Suggestion 2: Check status with a different service
Yup, if you’re not sure if the connection you have is valid, it probably won’t be productive to connect back to the same server to ask it why another connection broke.
Create a web service or other socket server and run it as a Windows service. When you get a dead connection, poll that server as part of your error handling to see what’s up. If you can’t connect to that process either then chances are good that the server has gone down or that the network has suddenly started to block connections.
But assuming you can connect to that service, how does it know “what’s up?”
Let’s assume you’re pausing the DBMS for a snapshot (for products that support that feature). Right before you pause the DBMS, set the text in some status.txt file like “DBMS is Paused” or “DBMS is down for maintenance”, then clear that file after you restart the DBMS. You can set and clear that file by executing a simple BAT macro, or you can write something more sophisticated.
Some of you use BAT files to take down your services. Here is an example of such a file and how it would update the status file:
ECHO DBMS is paused > status.txt
net stop “UniVerse Telnet Service”
net stop “UniVerse Resource Service”
net stop “UniData Telnet Service 7.2”
net stop “UniData Database Service 7.2”
net stop “Uni RPC Service”
And to restart services, the startup is done in the opposite order:
net start “Uni RPC Service”
net start “UniVerse Telnet Service”
net start “UniVerse Resource Service”
net start “UniData Telnet Service 7.2”
net start “UniData Database Service 7.2”
erase status.txt
I’d think the above solution would only take about 30 minutes to code and test.
If you think about it, the server status components don’t even need to be set on the same server.
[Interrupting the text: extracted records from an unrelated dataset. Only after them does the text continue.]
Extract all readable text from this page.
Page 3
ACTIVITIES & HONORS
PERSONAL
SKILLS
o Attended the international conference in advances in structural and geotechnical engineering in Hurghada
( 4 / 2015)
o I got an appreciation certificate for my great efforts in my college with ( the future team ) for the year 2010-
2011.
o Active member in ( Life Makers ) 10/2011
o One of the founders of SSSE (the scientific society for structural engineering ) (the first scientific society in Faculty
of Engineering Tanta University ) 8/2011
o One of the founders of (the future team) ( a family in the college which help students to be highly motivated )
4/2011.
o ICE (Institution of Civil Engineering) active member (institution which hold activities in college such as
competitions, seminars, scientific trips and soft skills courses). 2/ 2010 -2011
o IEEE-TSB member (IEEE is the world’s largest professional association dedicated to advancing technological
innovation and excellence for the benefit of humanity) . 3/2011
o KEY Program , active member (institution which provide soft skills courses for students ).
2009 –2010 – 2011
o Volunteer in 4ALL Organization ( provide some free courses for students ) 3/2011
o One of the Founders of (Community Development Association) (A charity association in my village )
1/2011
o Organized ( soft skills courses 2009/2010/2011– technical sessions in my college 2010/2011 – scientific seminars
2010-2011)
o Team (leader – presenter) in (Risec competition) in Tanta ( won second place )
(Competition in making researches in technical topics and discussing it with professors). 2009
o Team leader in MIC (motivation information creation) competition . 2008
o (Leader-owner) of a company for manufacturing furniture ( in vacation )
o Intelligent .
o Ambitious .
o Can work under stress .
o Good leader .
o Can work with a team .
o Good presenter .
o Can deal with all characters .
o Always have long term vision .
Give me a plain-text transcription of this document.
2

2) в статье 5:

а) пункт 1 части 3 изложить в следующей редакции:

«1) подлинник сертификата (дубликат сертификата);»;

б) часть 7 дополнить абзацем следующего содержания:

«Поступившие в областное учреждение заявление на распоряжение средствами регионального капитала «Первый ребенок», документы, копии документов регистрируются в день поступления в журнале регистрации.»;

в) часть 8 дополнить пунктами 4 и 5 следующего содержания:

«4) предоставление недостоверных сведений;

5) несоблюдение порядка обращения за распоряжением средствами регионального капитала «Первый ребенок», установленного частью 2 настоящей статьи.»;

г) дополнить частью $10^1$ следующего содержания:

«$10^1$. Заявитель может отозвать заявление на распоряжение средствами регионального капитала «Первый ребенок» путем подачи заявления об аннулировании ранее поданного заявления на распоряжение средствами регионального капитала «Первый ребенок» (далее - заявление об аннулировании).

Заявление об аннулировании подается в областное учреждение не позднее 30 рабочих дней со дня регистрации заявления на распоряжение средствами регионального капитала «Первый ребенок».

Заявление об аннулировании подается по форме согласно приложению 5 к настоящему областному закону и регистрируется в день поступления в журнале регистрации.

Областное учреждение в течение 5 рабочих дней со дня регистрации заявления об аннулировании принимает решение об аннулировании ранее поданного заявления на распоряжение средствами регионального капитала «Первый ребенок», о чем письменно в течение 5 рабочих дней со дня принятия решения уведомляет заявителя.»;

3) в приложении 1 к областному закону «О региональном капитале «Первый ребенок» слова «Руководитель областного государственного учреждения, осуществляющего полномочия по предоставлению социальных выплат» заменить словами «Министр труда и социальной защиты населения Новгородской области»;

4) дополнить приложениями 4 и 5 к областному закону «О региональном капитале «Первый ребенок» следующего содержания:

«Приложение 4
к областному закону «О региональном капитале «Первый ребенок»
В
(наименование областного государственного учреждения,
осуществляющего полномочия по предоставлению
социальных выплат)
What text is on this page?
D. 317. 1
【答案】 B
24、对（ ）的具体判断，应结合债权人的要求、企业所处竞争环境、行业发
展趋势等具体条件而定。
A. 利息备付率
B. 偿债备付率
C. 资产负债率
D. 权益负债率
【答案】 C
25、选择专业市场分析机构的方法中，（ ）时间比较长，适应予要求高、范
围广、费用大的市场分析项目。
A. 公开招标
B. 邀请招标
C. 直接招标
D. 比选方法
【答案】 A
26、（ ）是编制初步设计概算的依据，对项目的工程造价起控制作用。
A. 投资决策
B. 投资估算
Rather than loading text to a local file, the process that sets the message might actually call a web service on a remote server, and clients that have difficulties can poll that remote server. This way you can even reboot the OS and your clients will still be able to get some indication of why their DBMS transactions aren’t going through.
Indeed, the above suggestions may not be the best way to detect that a DBMS has been paused, or other platform-specific conditions, but it should help. Someone might trump all of this and say there’s a flag that gets set when the DBMS is paused or shutdown. OK, when the DBMS is paused, run a proggie that reads that flag and notifies a status server. Remember that it doesn’t matter what information is available if the client can’t get at it – and we can’t always assume that the code accessing the DBMS is on the same server or even in the same subnet as the DBMS. So some setting on the DBMS server does nothing unless someone can get at that information … and that’s why I proposed the above solution.
Summary
As you see, the process of handling errors can take on a little life of its own. Hey, it’s important code and it shouldn’t be ignored or left for a day when you don’t have anything better to do … which is how a lot of error handling code is managed.
My personal approach is never to let unhandled exceptions bubble up to the client. Handle everything, either by refreshing the application state, or by messaging the admin and maybe the end-user. But end-user transactions should never be interrupted unless it’s really necessary, and end-users should never be left hanging with ugly messages or without any indication that for some reason they can’t continue. The only thing that tempers all of this is budget constraints on time and funding.
There are no absolutes. There are any number of ways to solve the problems discussed here and I’m not attempting to propose the “best” practices, only some ideas for people who aren’t used to this sort of coding. Some approaches to error handling are more elegant than others. Please feel free to suggest alternatives.